The method of recognition and bacterial classification by Gram Tincture was invented by the Danish scientist Christian Gram in 1884 and from there derives its name. What does it consist of?

It consists of adding a specific series of pigments and mordants to a laboratory sample, thus achieving a pink or violet staining, depending on the type of bacteria : Gram positive responds to the pigment and will appear under a purple microscope; while Gram negatives resist staining and will make it red or pink.

This difference in response accuses a different composition of the cell envelope, since the gram-positive ones have a thick layer of peptidoglycan (murein), which gives them great resistance but makes them retain the dye much better. The Gram – negative however, have a double membrane lipid in its container, thus requiring a peptidoglycan layer much thinner and hence, are not stained in the same manner.

This method reveals a natural bacterial typology, useful when identifying the species and especially the antibiotic required to combat it . Although gram-positive bacteria are a varied and majority group, with the presence of mobile (flagellated) and even photosynthetic organisms, gram-negative ones are responsible for numerous of the most lethal known diseases of bacterial origin .

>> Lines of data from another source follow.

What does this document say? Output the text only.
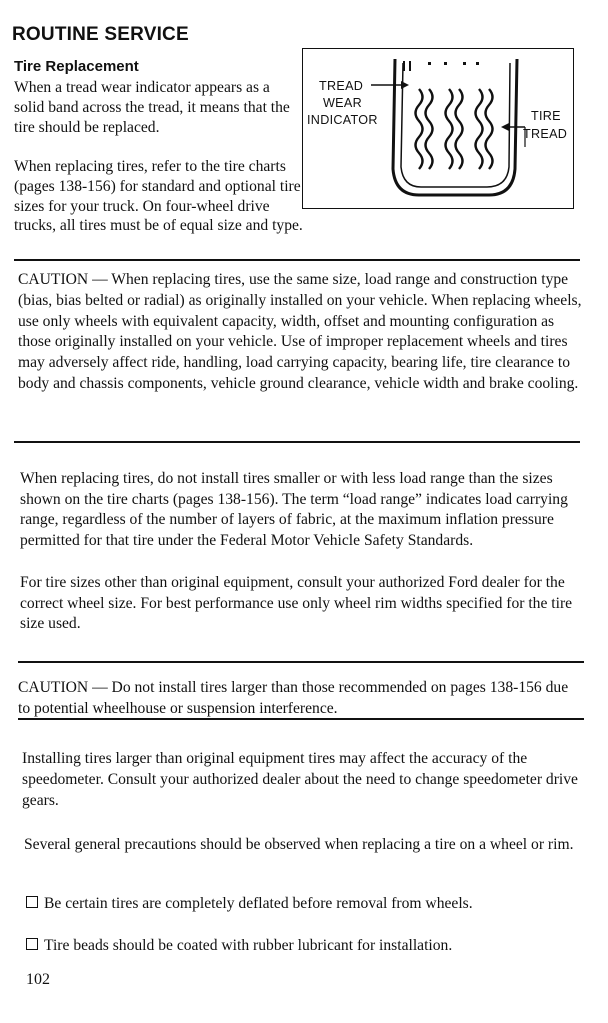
ROUTINE SERVICE
Tire Replacement
When a tread wear indicator appears as a solid band across the tread, it means that the tire should be replaced.
When replacing tires, refer to the tire charts (pages 138-156) for standard and optional tire sizes for your truck. On four-wheel drive trucks, all tires must be of equal size and type.
TREAD
WEAR
INDICATOR	TIRE
TREAD
CAUTION — When replacing tires, use the same size, load range and construction type (bias, bias belted or radial) as originally installed on your vehicle. When replacing wheels, use only wheels with equivalent capacity, width, offset and mounting configuration as those originally installed on your vehicle. Use of improper replacement wheels and tires may adversely affect ride, handling, load carrying capacity, bearing life, tire clearance to body and chassis components, vehicle ground clearance, vehicle width and brake cooling.
When replacing tires, do not install tires smaller or with less load range than the sizes shown on the tire charts (pages 138-156). The term “load range” indicates load carrying range, regardless of the number of layers of fabric, at the maximum inflation pressure permitted for that tire under the Federal Motor Vehicle Safety Standards.
For tire sizes other than original equipment, consult your authorized Ford dealer for the correct wheel size. For best performance use only wheel rim widths specified for the tire size used.
CAUTION — Do not install tires larger than those recommended on pages 138-156 due to potential wheelhouse or suspension interference.
Installing tires larger than original equipment tires may affect the accuracy of the speedometer. Consult your authorized dealer about the need to change speedometer drive gears.
Several general precautions should be observed when replacing a tire on a wheel or rim.
Be certain tires are completely deflated before removal from wheels.
Tire beads should be coated with rubber lubricant for installation.
102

Examples of gram-positive bacteria

  1. Staphylococcus aureus . Responsible for abscesses, dermatitis, localized infections and possible gastroenteritis.
  2. Streptococcus pyrogenes . Causing suppurative infections in the respiratory tract, as well as rheumatic fever.
  3. Streptococcus aglactiae . Common in cases of neonatal meningitis, endometritis and pneumonia.
  4. Streptococcus faecalis . Usually in bile and urinary tract infections, it inhabits the human colon.
  5. Streptococcus pneumoniae . Responsible for pneumonia and respiratory tract infections, as well as otitis, meningitis and peritonitis.
  6. Streptococcus sanguis . Causing endocarditis, when it enters the bloodstream through lesions in its habitat, mouth and dental mucosa.
  7. Clostridium tetani . Bacteria responsible for tetanus enter the body from the ground due to trauma to the extremities.
  8. Bacillus anthracis . It is the well-known anthrax bacteria, both in its cutaneous and pulmonary version.
  9. Clostridium botullinum . Causing the classic and infant botulism, it lives on the ground and in poorly preserved foods.
  10. Clostridium perfringes . This bacterium secretes toxins that destroy the cell wall, and is responsible for gas gangrene, necrotizing enteritis and endometritis.

Examples of gram-negative bacteria

  1. Neisseria meningitidis . Dangerous bacteria that cause meningitis and meningocococemia, colonize the human airways and ascend to the meninges by blood.
  2. Neisseria gonorrhoeae . Known for being the cause of gonorrhea, a common sexually transmitted disease.
  3. Escherichia coli . Inhabitant of the human colon, is involved in the so-called “traveler’s diarrhea”, as well as in neonatal meningitis, sepsis and urinary infections.
  4. Salmonella typhi . Bacteria responsible for the disease known as typhoid fever, is usually transmitted by fecal-oral route: water pollution, poor disposal of excreta or defective hygiene.
  5. Salmonella enteritidis . It usually causes enterocoitis and septicemia with abscesses if it passes from the intestine to the blood.
  6. Haemophilus influenzae . Bacillus usually aerobic, is responsible for numerous meningitis, otitis, sinusitis, bronchopneumonia, cellulite and septic arthritis.
  7. Bordetella pertussis . Causing the disease known as pertussis, high infant mortality.
  8. Brucella abortus . It causes brucellosis, a disease of cattle that is transmitted to man by contact with animals or by ingestion of unpasteurized dairy products.
  9. Francisella tularensis . Responsible for the so-called “rabbit fever” or tularemia, it is transmitted to man by vectors (mites or other exoparasites) of rabbits, deer and similar animals.
  10. Pasteurella multocida . Anaerobic bacillus, transmitted by the bite of infected domestic animals, such as dogs and cats. It spreads through the skin and infects the respiratory system, also causing cellulite.